If the test throws an exception, you might be tempted to use %debug to look at it. Unfortunately the main location where exceptions get thrown has already lost the context of the error. Instead what you generally have to do is figure out where in the test suite the failure was and add a breakpoint() (also known as import pdb; pdb.set_trace() to old-schoolers) there, then run it again. Hint: the error message will probably contain an Excel range, like B91:C137. This is a good string to search for in test_excel_integration.py.

From there, you work your way back to the same questions we were working on above: is this a failure in extraction, model code, the excel workbook, or the test?

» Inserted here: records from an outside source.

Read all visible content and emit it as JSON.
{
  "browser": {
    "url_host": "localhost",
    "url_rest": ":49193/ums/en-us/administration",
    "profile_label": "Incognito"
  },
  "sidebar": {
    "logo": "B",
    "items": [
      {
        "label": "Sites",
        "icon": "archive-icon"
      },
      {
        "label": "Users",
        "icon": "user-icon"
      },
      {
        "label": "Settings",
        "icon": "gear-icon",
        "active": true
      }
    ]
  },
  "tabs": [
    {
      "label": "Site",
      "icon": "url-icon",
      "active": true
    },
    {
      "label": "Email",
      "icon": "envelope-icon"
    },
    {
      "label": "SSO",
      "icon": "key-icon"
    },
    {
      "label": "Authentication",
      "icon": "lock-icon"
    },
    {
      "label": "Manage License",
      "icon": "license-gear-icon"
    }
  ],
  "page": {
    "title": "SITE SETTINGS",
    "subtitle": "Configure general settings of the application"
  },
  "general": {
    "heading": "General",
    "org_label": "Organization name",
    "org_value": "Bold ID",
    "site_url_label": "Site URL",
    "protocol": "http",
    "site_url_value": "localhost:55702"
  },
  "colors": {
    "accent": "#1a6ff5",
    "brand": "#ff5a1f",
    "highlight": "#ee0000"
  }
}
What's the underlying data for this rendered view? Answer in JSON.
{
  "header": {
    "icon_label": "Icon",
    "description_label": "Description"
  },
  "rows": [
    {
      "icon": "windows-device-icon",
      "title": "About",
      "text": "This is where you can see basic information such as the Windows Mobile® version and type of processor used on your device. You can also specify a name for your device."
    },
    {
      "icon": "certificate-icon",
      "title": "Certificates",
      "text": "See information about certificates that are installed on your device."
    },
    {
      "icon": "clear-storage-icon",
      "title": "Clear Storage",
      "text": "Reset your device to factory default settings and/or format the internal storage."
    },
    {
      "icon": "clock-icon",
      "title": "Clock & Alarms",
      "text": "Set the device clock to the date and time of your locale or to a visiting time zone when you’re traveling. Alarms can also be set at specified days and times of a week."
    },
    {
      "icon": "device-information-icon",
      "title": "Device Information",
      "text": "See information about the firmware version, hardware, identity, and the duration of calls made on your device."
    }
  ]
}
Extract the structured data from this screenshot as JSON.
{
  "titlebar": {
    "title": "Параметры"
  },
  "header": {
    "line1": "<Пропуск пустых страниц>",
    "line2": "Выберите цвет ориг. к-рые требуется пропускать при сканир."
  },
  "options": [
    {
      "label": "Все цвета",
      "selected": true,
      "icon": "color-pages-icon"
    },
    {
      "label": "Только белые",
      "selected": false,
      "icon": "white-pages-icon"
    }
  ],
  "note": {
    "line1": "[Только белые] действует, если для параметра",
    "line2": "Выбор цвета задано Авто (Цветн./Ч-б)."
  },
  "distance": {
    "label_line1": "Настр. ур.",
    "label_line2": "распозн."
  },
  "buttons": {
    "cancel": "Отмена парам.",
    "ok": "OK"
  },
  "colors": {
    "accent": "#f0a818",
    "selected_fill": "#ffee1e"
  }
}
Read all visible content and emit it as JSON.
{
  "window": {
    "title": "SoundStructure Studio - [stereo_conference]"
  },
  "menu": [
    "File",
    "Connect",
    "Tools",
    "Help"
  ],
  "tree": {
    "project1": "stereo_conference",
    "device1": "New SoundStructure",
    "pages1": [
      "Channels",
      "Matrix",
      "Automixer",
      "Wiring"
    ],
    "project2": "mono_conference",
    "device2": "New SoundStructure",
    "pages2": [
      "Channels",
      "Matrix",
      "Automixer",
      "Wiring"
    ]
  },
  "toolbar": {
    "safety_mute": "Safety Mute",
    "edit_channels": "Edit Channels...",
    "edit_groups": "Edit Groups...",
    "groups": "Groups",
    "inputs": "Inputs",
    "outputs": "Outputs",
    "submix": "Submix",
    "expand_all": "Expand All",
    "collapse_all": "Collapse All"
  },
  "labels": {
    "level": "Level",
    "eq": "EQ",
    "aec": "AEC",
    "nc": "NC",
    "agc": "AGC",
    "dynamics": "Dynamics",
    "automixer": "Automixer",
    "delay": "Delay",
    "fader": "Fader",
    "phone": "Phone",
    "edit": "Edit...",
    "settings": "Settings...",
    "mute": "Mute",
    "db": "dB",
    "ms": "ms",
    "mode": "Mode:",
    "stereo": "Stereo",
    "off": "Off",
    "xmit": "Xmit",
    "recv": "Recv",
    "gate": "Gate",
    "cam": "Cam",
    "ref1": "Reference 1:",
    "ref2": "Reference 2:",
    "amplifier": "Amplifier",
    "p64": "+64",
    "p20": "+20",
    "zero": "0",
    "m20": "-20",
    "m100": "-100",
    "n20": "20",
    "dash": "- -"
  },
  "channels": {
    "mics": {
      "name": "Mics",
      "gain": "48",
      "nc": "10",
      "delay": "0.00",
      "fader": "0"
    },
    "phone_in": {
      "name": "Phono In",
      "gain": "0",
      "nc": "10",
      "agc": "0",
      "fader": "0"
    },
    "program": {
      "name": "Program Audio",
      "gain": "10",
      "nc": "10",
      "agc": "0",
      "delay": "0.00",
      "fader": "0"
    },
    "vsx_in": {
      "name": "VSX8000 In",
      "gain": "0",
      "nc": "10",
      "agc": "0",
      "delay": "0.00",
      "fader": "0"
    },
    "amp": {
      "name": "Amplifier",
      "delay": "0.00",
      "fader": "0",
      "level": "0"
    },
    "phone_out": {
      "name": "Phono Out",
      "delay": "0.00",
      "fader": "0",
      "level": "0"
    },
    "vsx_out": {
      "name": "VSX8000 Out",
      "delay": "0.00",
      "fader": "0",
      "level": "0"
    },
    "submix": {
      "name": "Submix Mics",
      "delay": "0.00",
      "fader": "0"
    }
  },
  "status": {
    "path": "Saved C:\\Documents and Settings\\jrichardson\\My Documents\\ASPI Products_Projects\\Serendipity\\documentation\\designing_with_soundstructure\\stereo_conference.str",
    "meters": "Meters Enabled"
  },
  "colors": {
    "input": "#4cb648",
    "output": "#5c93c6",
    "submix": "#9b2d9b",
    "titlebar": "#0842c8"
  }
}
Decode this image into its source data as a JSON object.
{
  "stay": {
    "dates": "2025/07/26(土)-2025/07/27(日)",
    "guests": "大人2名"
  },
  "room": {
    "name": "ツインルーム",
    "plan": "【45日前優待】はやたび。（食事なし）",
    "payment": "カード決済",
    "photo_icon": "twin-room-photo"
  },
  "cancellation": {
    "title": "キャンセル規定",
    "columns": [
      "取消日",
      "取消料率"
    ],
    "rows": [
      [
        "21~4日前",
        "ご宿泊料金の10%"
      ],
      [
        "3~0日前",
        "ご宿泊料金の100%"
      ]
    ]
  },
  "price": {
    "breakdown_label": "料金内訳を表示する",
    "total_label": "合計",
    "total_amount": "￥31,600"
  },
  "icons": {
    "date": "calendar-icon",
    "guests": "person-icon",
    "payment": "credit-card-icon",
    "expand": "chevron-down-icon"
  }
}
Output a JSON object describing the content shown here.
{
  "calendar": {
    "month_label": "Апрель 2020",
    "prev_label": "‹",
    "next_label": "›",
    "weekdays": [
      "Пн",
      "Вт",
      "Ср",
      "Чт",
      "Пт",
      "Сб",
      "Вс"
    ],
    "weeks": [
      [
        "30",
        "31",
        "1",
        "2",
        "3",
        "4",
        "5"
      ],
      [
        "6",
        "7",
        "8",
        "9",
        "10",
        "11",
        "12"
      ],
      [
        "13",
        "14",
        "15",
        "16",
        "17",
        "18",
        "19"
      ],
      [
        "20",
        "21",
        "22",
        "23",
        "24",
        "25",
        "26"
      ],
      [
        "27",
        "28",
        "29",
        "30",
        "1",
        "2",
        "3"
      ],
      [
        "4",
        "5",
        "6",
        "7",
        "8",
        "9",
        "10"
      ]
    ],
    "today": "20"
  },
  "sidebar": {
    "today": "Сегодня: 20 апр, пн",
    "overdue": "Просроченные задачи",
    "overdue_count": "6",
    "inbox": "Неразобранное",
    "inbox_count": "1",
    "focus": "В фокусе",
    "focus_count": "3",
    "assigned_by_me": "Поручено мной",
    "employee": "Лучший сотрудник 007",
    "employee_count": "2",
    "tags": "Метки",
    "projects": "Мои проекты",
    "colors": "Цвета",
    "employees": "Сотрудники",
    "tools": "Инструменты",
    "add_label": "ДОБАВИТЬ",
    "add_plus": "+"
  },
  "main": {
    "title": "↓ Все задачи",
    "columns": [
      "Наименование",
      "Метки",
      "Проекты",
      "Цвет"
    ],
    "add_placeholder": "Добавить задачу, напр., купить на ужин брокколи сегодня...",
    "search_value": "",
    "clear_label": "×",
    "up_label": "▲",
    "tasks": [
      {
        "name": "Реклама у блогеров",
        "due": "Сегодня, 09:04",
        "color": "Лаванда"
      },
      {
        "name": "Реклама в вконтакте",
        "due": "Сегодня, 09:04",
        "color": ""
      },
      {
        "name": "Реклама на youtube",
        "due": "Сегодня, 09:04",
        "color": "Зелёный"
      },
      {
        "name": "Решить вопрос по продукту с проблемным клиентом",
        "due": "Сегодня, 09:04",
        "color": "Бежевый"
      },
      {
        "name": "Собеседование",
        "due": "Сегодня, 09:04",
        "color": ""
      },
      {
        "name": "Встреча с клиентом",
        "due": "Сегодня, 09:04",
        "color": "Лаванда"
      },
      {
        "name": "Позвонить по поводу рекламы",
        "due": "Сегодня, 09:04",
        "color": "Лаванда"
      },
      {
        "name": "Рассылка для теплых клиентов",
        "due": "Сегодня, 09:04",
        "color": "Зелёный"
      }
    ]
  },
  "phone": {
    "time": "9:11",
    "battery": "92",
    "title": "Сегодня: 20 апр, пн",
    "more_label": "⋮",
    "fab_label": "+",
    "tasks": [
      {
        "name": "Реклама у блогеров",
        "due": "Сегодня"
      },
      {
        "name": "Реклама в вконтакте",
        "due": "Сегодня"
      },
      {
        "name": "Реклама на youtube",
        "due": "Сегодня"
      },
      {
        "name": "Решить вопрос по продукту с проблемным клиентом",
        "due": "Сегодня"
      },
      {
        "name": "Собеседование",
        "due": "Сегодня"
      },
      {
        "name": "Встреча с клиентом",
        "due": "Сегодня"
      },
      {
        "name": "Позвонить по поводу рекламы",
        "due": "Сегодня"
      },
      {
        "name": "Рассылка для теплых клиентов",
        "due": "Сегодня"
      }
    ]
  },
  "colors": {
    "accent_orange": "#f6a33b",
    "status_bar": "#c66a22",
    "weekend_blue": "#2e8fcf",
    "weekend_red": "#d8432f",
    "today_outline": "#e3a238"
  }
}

Rinse and repeat.

## Hot off the Press for the Hackathon: Improved Test Control!

If you look at the last two solution test definitions in `tests\test_excel_integration.py`, you will see they have a couple of extra arguments:
 * `scenario_skip`: if present, an array of scenario indices to skip over
 * `test_skip`: if present, an array of strings that should match the descriptions of tests to skip
 * `test_only`: if present, an array of strings such that _only_ tests whose description matches one of them will be executed.
 
 So for example, you could skip the second scenario, and only do the 'First Cost' and 'Operating Cost' tests, but skip the first 'First Cost' test, with the following:

In [None]:
tei.test_WaveAndTidal_RRS(scenario_skip=[1], test_only=['First Cost', 'Operating Cost'], test_skip=['C37:C82'] )

Copy from one of those last two tests and you will be able to control your testing without having to resort to hacks like commenting out tests.


# Tips

## Don't forget to restart the Jupyter Notebook kernel if you have modified code

If you change code you need to either reload the library (the 3nd cell of this notebook) or restart the kernel.

## When comparing to Excel, make sure you've loaded the right Scenario

On the `ScenarioRecord` tab, cell `B9` shows the currently loaded scenario.  When a workbook is first opened, this is usally empty, meaning you don't know which
scenario was last loaded.  Select the scenario you are debugging against from the dropdown, and click on 'Load Scenario'.

## Beautifier for Excel Formulas

Are you looking at an excel formula with five nested `IF(...` expressions?  Try [https://www.excelformulabeautifier.com/](https://www.excelformulabeautifier.com/).  You're welcome.

# You Finished!
Did you get a clean test run?  Hurrah!  You've finished this import task.  Project Drawdown thanks you!